The Kingston Clan girl's charges came on the heels of a Tribune investigation detailing the excessive reliance on welfare by polygamist families in Hildale and Colorado City, where virtually all private land is owned by a polygamous church called the Fundamentalist Church of Jesus Christ Latter Day Saints.
But by January the subject that was on everybody's lips six months before had virtually vanished -- largely overshadowed by the Olympic bribery scandal.
Even at the height of the attention, Senate President Lane Beattie, R-West Bountiful, said legislators never thought polygamy was a big deal. They proved that when they turned down a bill that would have given the AG's office $750,000 to investigate abuses within closed societies.
Interest in the Kingstons continues, though with decreasing fervor. In the last 14 months, the group has suffered intense scrutiny from the media -- and to a much lesser extent from state investigators -- for everything from the way they run their multi-million dollar business empire, where finances are intertwined with their tax-exempt church, to the squalid conditions in which some of them raise their children.
The group has remained silent, politely turning down repeated requests for interviews.
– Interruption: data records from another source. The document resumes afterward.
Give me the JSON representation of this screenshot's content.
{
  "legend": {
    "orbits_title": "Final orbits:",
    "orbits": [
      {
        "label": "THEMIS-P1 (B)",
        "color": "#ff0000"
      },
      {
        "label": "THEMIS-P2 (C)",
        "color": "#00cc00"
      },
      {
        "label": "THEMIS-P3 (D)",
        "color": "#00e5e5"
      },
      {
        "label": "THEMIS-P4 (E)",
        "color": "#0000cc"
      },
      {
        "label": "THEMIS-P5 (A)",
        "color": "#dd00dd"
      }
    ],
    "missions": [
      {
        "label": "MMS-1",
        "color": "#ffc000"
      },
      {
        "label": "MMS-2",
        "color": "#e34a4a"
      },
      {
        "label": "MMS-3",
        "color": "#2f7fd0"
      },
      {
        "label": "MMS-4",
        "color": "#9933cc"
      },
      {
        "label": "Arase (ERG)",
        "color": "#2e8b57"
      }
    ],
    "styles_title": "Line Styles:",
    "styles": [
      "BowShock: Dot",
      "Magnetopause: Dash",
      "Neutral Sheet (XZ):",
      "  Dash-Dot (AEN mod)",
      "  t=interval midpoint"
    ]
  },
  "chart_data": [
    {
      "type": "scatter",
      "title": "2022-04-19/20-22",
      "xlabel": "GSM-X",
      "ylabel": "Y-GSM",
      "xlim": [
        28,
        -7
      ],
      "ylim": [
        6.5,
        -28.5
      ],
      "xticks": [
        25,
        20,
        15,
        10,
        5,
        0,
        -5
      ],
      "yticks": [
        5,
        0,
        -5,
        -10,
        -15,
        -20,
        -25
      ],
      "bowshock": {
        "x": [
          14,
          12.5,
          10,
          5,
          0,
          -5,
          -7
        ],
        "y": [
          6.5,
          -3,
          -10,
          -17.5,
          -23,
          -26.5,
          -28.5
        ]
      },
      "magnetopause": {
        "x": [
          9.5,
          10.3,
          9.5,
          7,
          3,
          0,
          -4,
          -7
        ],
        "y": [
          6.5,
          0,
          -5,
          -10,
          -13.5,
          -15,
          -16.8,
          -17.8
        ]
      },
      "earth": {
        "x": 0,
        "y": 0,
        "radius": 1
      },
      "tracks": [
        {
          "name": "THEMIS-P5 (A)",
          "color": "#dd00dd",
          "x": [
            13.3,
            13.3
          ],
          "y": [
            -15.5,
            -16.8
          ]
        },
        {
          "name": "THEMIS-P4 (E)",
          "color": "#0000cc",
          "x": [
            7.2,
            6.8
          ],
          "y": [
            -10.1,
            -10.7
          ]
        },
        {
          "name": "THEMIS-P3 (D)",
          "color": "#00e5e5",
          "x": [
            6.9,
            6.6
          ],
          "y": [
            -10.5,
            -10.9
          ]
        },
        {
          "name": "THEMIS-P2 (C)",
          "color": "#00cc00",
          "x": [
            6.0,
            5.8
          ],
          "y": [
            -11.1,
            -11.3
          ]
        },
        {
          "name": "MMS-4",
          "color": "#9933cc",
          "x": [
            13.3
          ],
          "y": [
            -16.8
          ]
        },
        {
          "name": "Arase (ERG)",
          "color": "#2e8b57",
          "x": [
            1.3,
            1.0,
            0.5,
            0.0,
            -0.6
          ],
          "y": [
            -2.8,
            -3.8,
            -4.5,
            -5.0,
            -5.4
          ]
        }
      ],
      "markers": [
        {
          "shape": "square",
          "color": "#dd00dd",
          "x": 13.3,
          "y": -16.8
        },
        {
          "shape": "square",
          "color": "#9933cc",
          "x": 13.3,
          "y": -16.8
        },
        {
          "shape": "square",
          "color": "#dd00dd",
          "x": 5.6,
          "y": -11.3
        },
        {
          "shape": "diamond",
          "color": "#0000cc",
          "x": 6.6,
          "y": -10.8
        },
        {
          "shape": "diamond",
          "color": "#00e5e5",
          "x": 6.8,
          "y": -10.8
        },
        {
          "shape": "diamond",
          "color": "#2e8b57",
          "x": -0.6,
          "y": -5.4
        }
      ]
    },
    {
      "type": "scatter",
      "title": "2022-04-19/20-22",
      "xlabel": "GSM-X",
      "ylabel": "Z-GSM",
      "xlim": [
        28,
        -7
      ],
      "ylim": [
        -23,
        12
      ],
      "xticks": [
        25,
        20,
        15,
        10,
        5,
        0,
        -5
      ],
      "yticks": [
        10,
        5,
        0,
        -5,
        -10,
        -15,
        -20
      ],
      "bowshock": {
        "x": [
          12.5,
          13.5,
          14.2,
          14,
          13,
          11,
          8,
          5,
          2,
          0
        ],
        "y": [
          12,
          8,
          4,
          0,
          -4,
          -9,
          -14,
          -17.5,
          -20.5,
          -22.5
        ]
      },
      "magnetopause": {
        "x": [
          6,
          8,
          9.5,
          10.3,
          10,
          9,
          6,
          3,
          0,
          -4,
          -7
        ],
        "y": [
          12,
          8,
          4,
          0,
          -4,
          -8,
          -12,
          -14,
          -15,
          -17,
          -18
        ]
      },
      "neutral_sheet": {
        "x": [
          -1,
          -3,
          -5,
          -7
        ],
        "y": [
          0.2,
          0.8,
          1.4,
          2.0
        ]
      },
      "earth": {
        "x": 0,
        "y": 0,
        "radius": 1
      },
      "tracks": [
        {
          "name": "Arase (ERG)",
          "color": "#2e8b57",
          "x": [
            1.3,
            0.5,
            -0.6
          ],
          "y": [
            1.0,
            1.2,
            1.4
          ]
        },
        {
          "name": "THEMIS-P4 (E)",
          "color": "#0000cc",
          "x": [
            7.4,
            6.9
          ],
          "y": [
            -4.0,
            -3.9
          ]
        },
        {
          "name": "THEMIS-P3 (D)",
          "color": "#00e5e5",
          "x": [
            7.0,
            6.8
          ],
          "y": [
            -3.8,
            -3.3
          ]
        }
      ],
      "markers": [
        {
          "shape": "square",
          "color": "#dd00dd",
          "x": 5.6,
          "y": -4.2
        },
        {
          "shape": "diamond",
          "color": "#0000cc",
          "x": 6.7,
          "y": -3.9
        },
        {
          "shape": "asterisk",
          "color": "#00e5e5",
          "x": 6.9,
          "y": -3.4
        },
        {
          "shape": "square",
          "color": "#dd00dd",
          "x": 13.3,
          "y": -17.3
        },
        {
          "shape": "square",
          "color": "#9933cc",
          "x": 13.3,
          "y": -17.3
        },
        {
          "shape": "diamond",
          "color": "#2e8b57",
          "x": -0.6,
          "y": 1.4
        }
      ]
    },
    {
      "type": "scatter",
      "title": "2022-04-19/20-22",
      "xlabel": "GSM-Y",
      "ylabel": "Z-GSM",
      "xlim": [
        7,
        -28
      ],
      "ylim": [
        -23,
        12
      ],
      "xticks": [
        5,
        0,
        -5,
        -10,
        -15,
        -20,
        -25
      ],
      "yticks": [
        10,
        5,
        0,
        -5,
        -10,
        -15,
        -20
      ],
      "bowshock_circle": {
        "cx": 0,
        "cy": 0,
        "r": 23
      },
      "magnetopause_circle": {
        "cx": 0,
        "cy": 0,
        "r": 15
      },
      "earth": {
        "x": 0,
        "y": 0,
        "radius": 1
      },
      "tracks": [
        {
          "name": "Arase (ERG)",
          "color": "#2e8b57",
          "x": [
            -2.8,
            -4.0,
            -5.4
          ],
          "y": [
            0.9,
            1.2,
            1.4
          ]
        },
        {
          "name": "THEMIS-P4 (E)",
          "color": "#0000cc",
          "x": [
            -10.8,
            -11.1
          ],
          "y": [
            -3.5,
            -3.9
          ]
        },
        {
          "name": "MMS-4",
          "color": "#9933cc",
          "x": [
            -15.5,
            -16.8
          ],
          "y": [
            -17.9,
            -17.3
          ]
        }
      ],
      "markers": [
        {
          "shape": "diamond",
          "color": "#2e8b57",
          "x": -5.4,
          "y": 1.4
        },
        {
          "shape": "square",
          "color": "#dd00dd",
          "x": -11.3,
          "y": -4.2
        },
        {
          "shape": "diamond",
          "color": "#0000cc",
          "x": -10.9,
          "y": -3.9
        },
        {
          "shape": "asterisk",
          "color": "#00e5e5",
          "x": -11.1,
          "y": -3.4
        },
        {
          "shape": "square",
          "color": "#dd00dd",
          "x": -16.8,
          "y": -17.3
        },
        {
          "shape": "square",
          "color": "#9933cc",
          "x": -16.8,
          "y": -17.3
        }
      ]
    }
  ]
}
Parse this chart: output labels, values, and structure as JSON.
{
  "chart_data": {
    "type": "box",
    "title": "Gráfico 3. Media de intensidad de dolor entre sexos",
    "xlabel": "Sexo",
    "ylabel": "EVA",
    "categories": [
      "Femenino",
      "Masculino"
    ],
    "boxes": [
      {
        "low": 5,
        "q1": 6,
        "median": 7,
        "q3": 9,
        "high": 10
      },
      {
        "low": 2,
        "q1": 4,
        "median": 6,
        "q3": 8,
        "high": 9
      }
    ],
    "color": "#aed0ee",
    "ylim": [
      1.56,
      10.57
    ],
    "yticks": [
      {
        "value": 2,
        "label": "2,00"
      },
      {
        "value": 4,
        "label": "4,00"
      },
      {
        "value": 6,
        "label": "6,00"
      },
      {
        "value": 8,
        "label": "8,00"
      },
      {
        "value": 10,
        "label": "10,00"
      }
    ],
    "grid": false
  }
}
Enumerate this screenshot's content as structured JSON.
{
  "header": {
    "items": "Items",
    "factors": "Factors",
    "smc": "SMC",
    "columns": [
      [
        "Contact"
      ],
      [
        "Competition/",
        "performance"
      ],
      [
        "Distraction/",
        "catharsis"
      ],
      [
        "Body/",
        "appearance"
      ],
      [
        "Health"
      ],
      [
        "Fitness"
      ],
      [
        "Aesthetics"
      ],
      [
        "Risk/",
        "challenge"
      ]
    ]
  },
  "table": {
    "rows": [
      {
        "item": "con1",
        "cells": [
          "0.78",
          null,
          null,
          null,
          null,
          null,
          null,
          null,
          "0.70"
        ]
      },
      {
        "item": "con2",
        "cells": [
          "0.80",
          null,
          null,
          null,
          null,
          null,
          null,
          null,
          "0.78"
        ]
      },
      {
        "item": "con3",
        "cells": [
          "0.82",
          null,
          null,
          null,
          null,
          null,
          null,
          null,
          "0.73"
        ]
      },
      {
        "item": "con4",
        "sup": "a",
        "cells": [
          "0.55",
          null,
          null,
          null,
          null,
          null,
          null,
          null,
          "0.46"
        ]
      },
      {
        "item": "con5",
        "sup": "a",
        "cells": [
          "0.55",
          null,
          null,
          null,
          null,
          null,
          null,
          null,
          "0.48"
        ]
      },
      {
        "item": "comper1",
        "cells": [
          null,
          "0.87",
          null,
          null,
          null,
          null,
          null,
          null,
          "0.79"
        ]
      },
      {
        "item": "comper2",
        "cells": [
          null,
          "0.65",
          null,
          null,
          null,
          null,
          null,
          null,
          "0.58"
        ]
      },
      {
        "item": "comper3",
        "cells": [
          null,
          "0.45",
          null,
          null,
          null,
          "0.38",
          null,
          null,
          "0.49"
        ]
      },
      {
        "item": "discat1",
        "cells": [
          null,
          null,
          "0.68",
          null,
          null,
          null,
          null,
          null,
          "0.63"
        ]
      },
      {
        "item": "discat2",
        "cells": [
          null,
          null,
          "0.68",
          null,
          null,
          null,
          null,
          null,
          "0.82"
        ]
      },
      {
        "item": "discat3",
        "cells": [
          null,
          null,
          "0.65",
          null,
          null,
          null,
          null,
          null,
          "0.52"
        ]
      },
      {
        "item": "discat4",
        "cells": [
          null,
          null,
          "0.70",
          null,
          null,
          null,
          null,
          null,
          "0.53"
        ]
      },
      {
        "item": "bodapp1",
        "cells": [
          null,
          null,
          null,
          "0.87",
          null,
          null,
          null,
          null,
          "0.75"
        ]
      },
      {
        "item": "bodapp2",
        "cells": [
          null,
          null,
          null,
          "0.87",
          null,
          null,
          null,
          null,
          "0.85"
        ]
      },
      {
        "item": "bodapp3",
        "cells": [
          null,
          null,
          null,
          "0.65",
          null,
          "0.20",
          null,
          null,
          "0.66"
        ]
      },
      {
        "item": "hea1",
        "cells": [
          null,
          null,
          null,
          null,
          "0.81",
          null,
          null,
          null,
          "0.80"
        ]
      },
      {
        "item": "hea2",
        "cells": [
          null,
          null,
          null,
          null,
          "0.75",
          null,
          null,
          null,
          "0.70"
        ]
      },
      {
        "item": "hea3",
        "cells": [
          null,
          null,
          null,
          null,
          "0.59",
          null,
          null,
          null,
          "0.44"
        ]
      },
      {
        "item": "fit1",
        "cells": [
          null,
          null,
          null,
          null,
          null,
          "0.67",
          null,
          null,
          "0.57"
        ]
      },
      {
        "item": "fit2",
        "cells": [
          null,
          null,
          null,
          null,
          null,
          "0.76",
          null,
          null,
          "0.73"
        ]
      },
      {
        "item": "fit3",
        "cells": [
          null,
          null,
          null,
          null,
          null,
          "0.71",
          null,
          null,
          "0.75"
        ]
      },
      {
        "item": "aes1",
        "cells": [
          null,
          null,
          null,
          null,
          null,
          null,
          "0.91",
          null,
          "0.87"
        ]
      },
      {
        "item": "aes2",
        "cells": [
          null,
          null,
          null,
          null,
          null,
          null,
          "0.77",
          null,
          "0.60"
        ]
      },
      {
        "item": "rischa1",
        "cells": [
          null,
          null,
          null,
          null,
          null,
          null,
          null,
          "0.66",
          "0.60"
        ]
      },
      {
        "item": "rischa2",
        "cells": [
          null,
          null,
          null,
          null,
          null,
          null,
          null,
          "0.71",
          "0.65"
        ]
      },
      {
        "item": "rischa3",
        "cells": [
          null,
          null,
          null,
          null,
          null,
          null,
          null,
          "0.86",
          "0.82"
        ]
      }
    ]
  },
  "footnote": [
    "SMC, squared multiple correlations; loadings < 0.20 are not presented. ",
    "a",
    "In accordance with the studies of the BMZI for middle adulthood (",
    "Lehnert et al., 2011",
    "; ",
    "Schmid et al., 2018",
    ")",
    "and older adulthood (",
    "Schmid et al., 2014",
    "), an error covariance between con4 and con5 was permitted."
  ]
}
But they have felt the impact. David Ortell's defense attorney said the 33-year-old accountant and his family have received death threats and had fires set to their front lawn and a van.
Tapestry has continued its anti-polygamy movement despite worries that it could drive practitioners deeper into seclusion, making them harder to investigate.
Tapestry also risks public backlash, the same kind that turned popular sentiment after the Short Creek raid of 1953. "We've already been called a witchhunt," said Tapestry executive director Carmen Thompson.
After all, many polygamous homes offer nurturing, caring environments for women and children, according to Utah anthropologist Janet Bennion.
Bennion, who spent parts of five years living with Allred communities in Salt Lake Valley and Pinesdale, Mont., told The Tribune she witnessed little of what detractors claim is widespread abuse of women and children.
But Tapestry members discount Bennion's findings and say they're willing to accept any risks that come with their fight.
"Getting rid of abuse may appear to some to be a witchhunt," Thompson said, "but this is a crime, and we're not going to stop until polygamy is stopped."